Summer 2014: In the summer months of 2014, Open-Face Chinese Poker really took off. During these months it achieved its biggest boost in popularity to date, with many professionals and amateurs discovering the game and raving about it. Shaun Deeb was one of these. A former Hold’em pro, Deeb had tried his hand at many variants and he had done well at most, but as soon as he discovered Open-Face Chinese Poker he refused to let go. These days Deeb is one of the most well-known faces in the offline OFC world. The biggest event in poker, the World Series of Poker, announced there would be no OFC events in 2014, but many other Vegas casinos ran OFC tournaments and cash games, including the Golden Nugget. There were also many high-profile tournaments in other countries including one at the Aviation Club in Paris, and one at the biggest casino in the capital of Finland.

December 2014: This month saw the first World Championship of OFC, which was hosted by TonyBet.

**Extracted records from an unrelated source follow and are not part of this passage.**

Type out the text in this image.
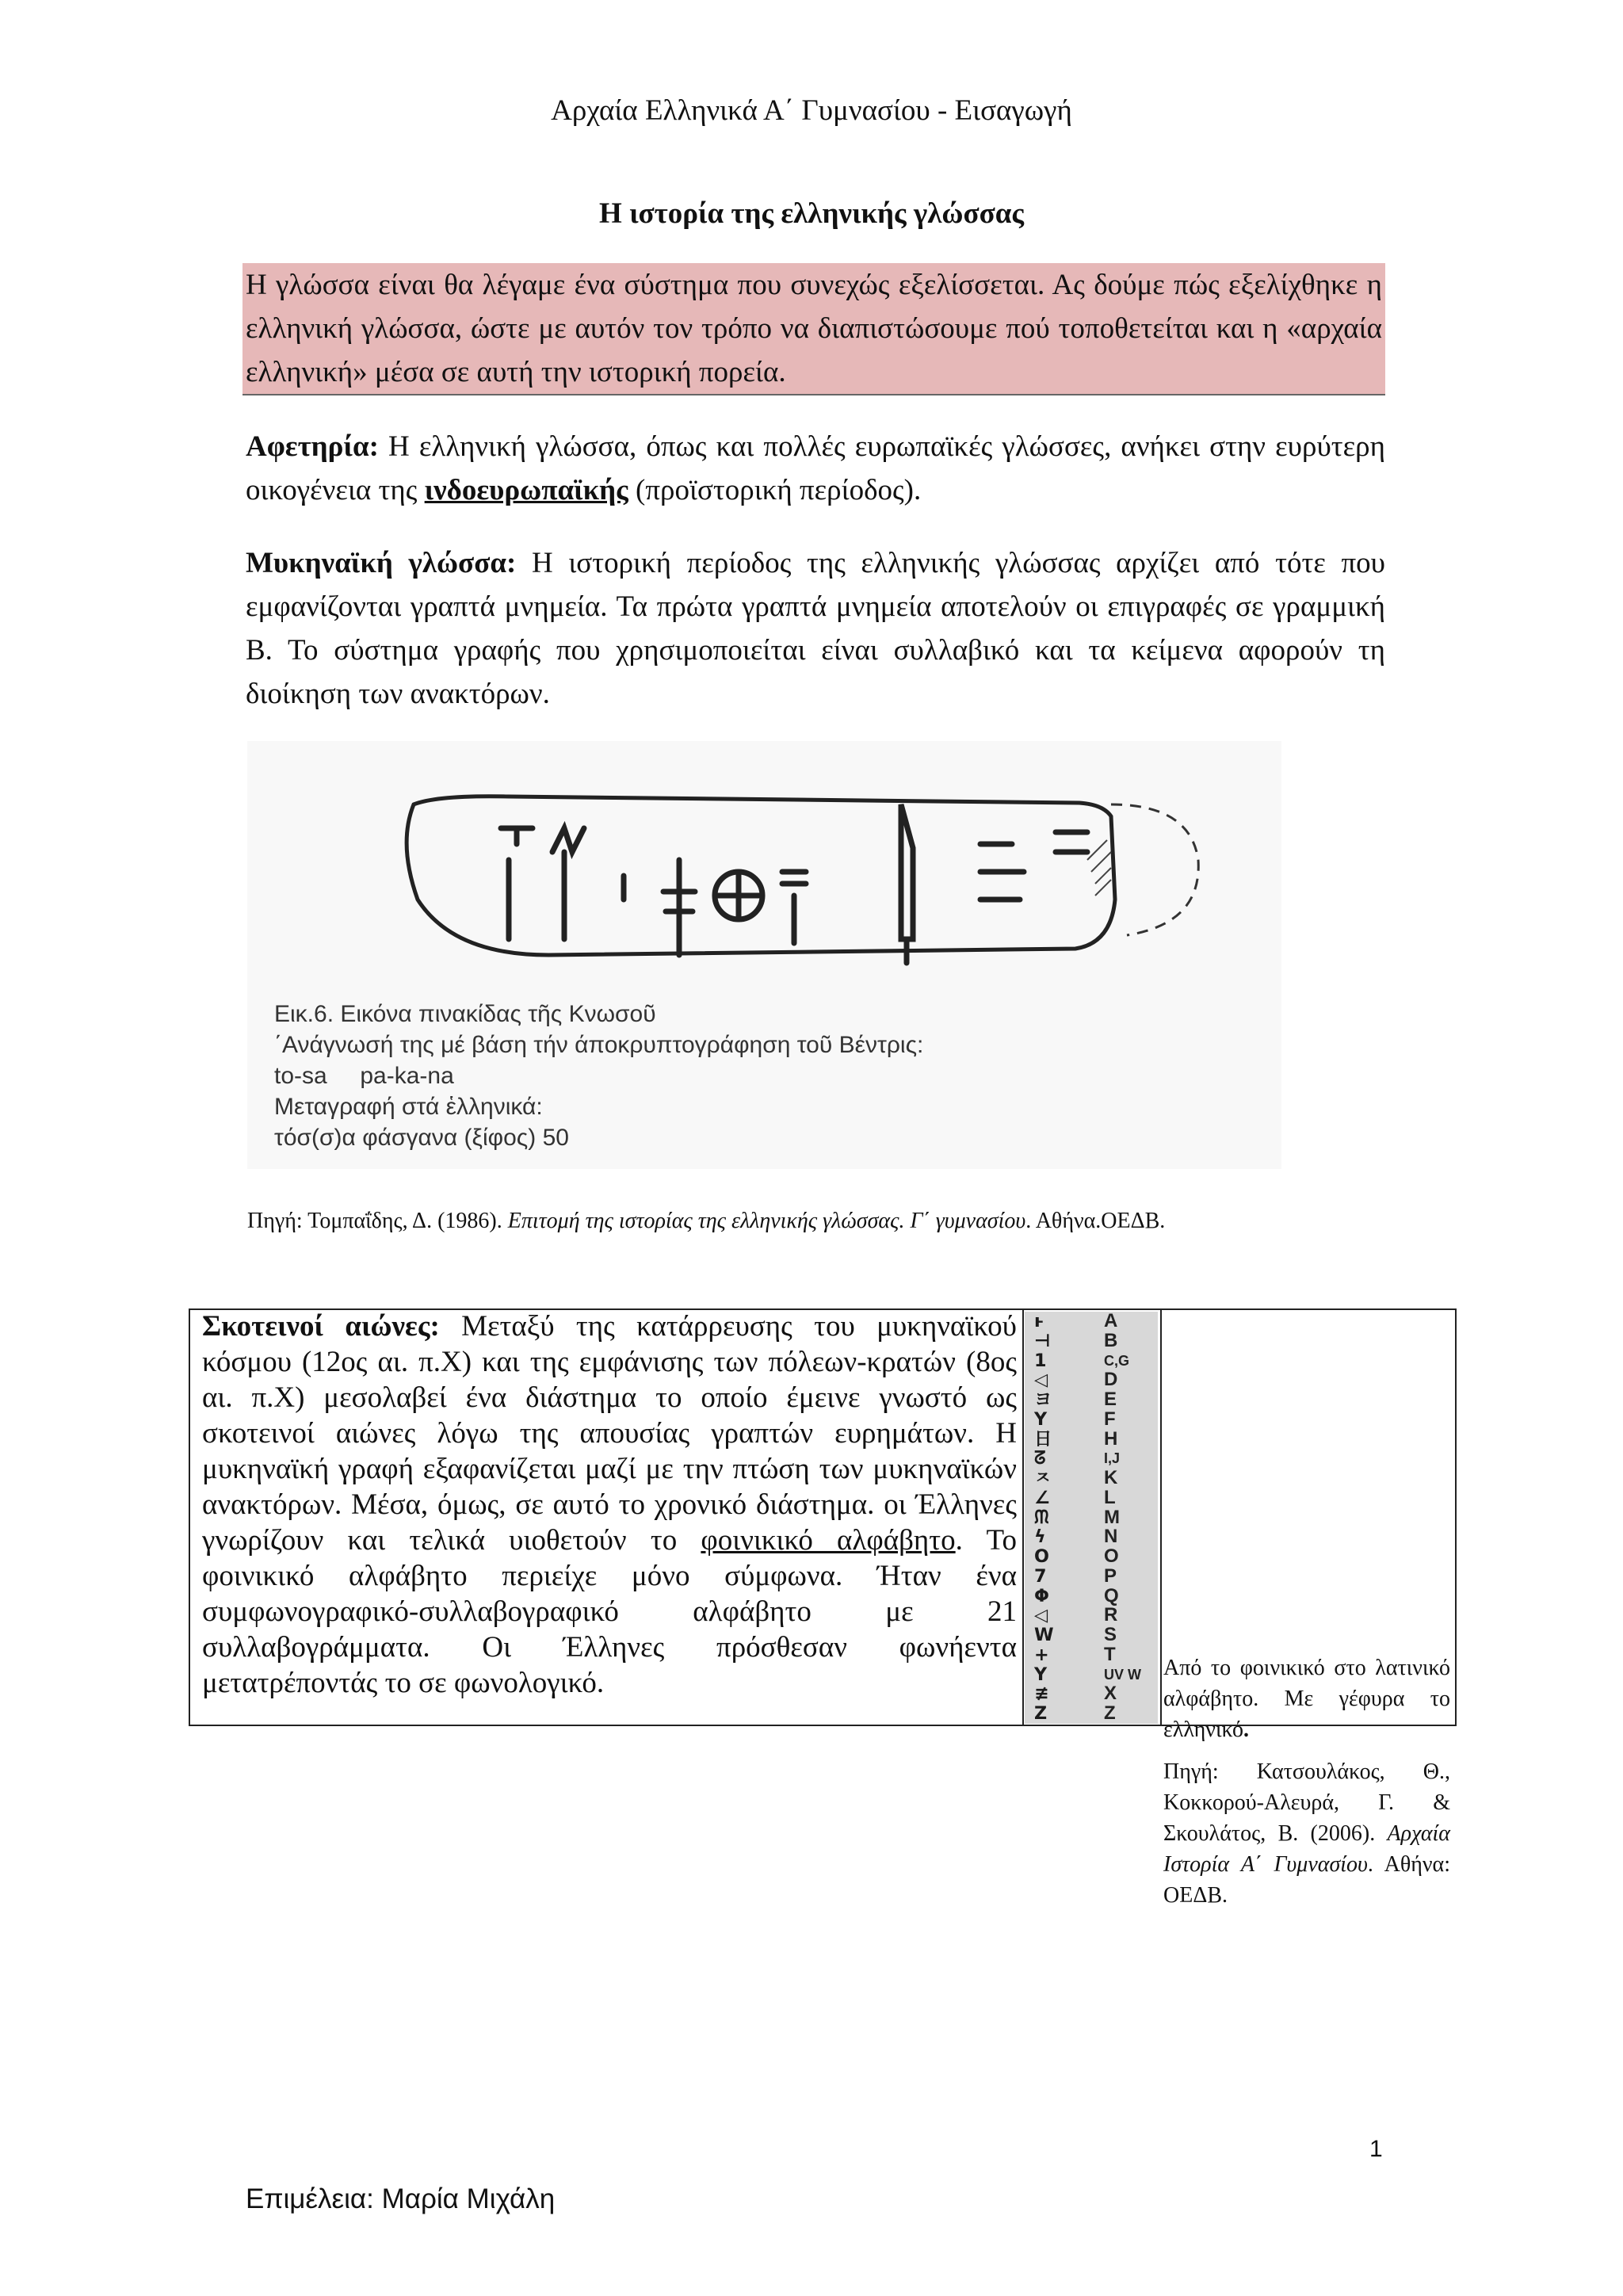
Αρχαία Ελληνικά Α΄ Γυμνασίου - Εισαγωγή
Η ιστορία της ελληνικής γλώσσας
Η γλώσσα είναι θα λέγαμε ένα σύστημα που συνεχώς εξελίσσεται. Ας δούμε πώς εξελίχθηκε η ελληνική γλώσσα, ώστε με αυτόν τον τρόπο να διαπιστώσουμε πού τοποθετείται και η «αρχαία ελληνική» μέσα σε αυτή την ιστορική πορεία.
Αφετηρία: Η ελληνική γλώσσα, όπως και πολλές ευρωπαϊκές γλώσσες, ανήκει στην ευρύτερη οικογένεια της ινδοευρωπαϊκής (προϊστορική περίοδος).
Μυκηναϊκή γλώσσα: Η ιστορική περίοδος της ελληνικής γλώσσας αρχίζει από τότε που εμφανίζονται γραπτά μνημεία. Τα πρώτα γραπτά μνημεία αποτελούν οι επιγραφές σε γραμμική Β. Το σύστημα γραφής που χρησιμοποιείται είναι συλλαβικό και τα κείμενα αφορούν τη διοίκηση των ανακτόρων.
Εικ.6. Εικόνα πινακίδας τῆς Κνωσοῦ
΄Ανάγνωσή της μέ βάση τήν άποκρυπτογράφηση τοῦ Βέντρις:
to-sa     pa-ka-na
Μεταγραφή στά ἑλληνικά:
τόσ(σ)α φάσγανα (ξίφος) 50
Πηγή: Τομπαΐδης, Δ. (1986). Επιτομή της ιστορίας της ελληνικής γλώσσας. Γ΄ γυμνασίου. Αθήνα.ΟΕΔΒ.
Σκοτεινοί αιώνες: Μεταξύ της κατάρρευσης του μυκηναϊκού κόσμου (12ος αι. π.Χ) και της εμφάνισης των πόλεων-κρατών (8ος αι. π.Χ) μεσολαβεί ένα διάστημα το οποίο έμεινε γνωστό ως σκοτεινοί αιώνες λόγω της απουσίας γραπτών ευρημάτων. Η μυκηναϊκή γραφή εξαφανίζεται μαζί με την πτώση των μυκηναϊκών ανακτόρων. Μέσα, όμως, σε αυτό το χρονικό διάστημα. οι Έλληνες γνωρίζουν και τελικά υιοθετούν το φοινικικό αλφάβητο. Το φοινικικό αλφάβητο περιείχε μόνο σύμφωνα. Ήταν ένα συμφωνογραφικό-συλλαβογραφικό αλφάβητο με 21 συλλαβογράμματα. Οι Έλληνες πρόσθεσαν φωνήεντα μετατρέποντάς το σε φωνολογικό.
ⱶ	A
⊣	B
1	C,G
◁	D
ヨ	E
Y	F
日	H
ᘔ	I,J
ㅈ	K
∠	L
ᙏ	M
ϟ	N
O	O
7	P
Φ	Q
◁	R
W	S
+	T
Y	UV W
≢	X
Z	Z
Από το φοινικικό στο λατινικό αλφάβητο. Με γέφυρα το ελληνικό.
Πηγή: Κατσουλάκος, Θ., Κοκκορού-Αλευρά, Γ. & Σκουλάτος, Β. (2006). Αρχαία Ιστορία Α΄ Γυμνασίου. Αθήνα: ΟΕΔΒ.
1
Επιμέλεια: Μαρία Μιχάλη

The Main Event was won by Mikal Blomlie, whilst the high-roller event was won by Jennifer Shahade, who had already done her bit to help this game grow.

April 2015: This month saw the first OFC Grand Prix event, which was hosted by TonyBet. We covered this event here on this site and have already discussed the positive impact that it had on the game.

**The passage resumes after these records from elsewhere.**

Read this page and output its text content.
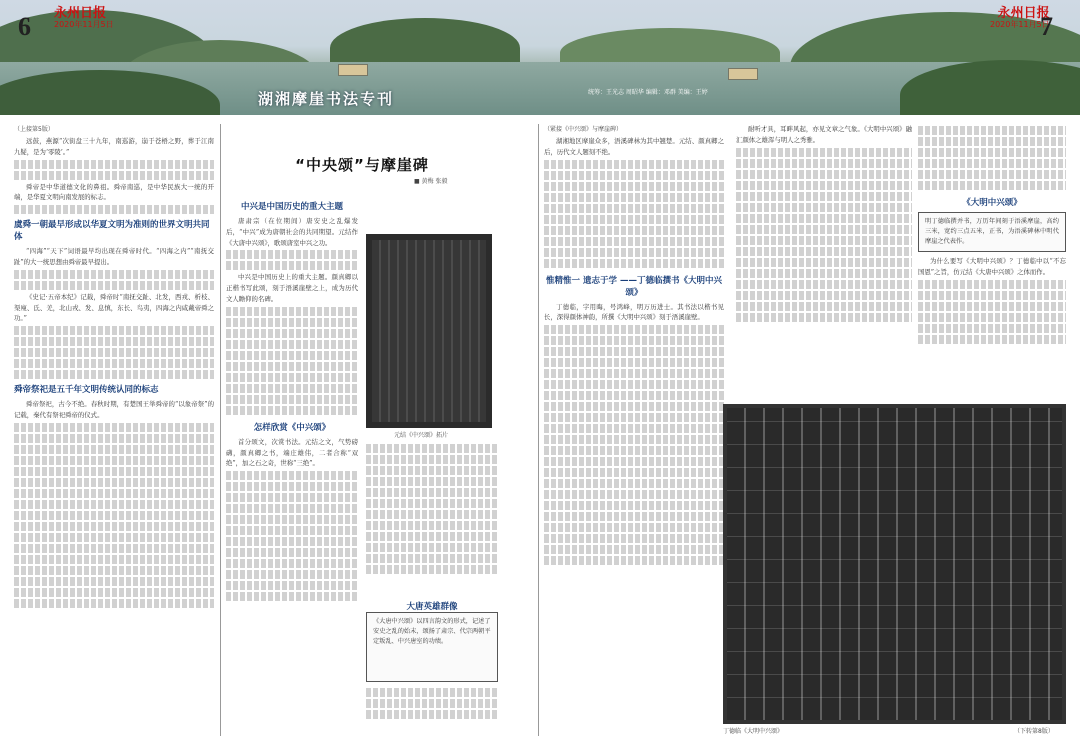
6 永州日报
2020年11月5日
永州日报
2020年11月5日
7
湖湘摩崖书法专刊	统筹：王光志 周昭华 编辑：邓群 美编：王婷
（上接第5版）

远鼓，燕源“次街盘三十九年，南巡游，崩于苍梧之野，葬于江南九疑，是为‘零陵’。”

舜帝是中华道德文化的鼻祖。舜帝南巡，是中华民族大一统的开端，是华夏文明向南发展的标志。

虞舜一朝最早形成以华夏文明为准则的世界文明共同体

“四海”“天下”词语最早均出现在舜帝时代。“四海之内”“南抚交趾”的大一统思想由舜帝最早提出。

《史记·五帝本纪》记载，舜帝时“南抚交趾、北发，西戎、析枝、渠廋、氐、羌，北山戎、发、息慎，东长、鸟夷，四海之内咸戴帝舜之功。”

舜帝祭祀是五千年文明传统认同的标志

舜帝祭祀，古今不绝。春秋时期，有楚国王举舜帝的“以象帝祭”的记载，秦代有祭祀舜帝的仪式。

“中央颂”与摩崖碑
■ 黄梅 张毅
中兴是中国历史的重大主题

唐肃宗（在位期间）唐安史之乱爆发后，“中兴”成为唐朝社会的共同期望。元结作《大唐中兴颂》，歌颂唐室中兴之功。

中兴是中国历史上的重大主题。颜真卿以正楷书写此颂，刻于浯溪崖壁之上，成为历代文人瞻仰的名碑。

怎样欣赏《中兴颂》

首分颂文，次赏书法。元结之文，气势磅礴，颜真卿之书，端庄雄伟，二者合称“双绝”，加之石之奇，世称“三绝”。

元结《中兴颂》拓片
大唐英雄群像

《大唐中兴颂》以四言韵文的形式，记述了安史之乱的始末，颂扬了肃宗、代宗两朝平定叛乱、中兴唐室的功绩。

（紧接《中兴颂》与摩崖碑）

湖湘地区摩崖众多，浯溪碑林为其中翘楚。元结、颜真卿之后，历代文人题刻不绝。

惟精惟一 遗志于学 ——丁德临撰书《大明中兴颂》

丁德临，字用晦，号鸿峰，明万历进士。其书法以楷书见长，深得颜体神韵，所撰《大明中兴颂》刻于浯溪崖壁。

耐听才具，耳畔风起，亦见文章之气象。《大明中兴颂》融汇颜体之雄浑与明人之秀雅。

《大明中兴颂》

明丁德临撰并书，万历年间刻于浯溪摩崖，高约三米，宽约三点五米，正书，为浯溪碑林中明代摩崖之代表作。

为什么要写《大明中兴颂》？丁德临中以“不忘国恩”之旨，仿元结《大唐中兴颂》之体而作。

丁德临《大明中兴颂》	（下转第8版）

These are the main dates, but there were many more milestones, including tutorials released by professionals, articles on major poker sites, big tournaments, cash games and so much more. Open-Face Chinese Poker has come a long way in a very short time, and if it continues at this rate then this will be the biggest game in the world in just a few years.

Chinese poker is easy to learn and there is plenty of luck involved – a recipe that emboldens novices to gin up the courage to sit down with top players. There is no betting involved to test one’s nerve, only an appetite for big stakes is required to play. Or low stakes, if the case may be. The stakes are agreed on before the cards are dealt. At this point there is not much reading and game history to bone up on, players need to sit in and play to learn.

 

Chinese Poker is played with two, three or four players with each competitor receiving 13 cards, delivered face down. The players then builds three hands of five, five and three cards. The hands are laid out on the table on top of each other, with the three-card hand on top.

 

The bottom hand must be a higher rank than the middle five-card hand and the three-card hand must be the lowest rank. After the hands are set, players announce if they have been dealt any royalties, strong hands that include a straight flush, four of a kind, a full house or better in the middle hand and a three of a kind on top. Straights and flushes do not count on the three-card hand – trips are the best hand on top.

 

If any player can form three straights, three flushes, six pairs or a Dragon (a 13-card straight) these are “naturals” and automatic winners. Points are awarded accordingly. Once cards have been set and royalties announced, players are given the opportunity to surrender and not play the hand. A surrender costs the player more than losing two of the three hands but not as much as getting scooped, or losing all three hands. Some versions of Chinese Poker do not permit any surrendering and all cards must be played to showdown.

 

Once the cards are revealed, winning hands are determined and points awarded according to the payable. Chinese Poker games are played for points, much like gin rummy. A royal flush on the middle hand is the highest scorer with 50 points – that can only happen with a royal flush down below as well. Unlike poker, it is possible to finish second best in a hand of Chinese Poker and still win some money.

 

There are many variants to Chinese Poker, usually regarding scoring. Other twists include a lowball hand in the middle and dealing two 13-card hands that are matched against an opponent’s two hands.

 

The variation that has caught fire in side games at casino card rooms is a recent innovation and known as Open-face Chinese Poker. It is said to have originated in Finland and was not seen in the United States until 2012. In Open-face, the cards are dealt face-up beginning with a deal of five to each player. From there the hands are built one card at a time. Once a card is set in a hand it can not be moved.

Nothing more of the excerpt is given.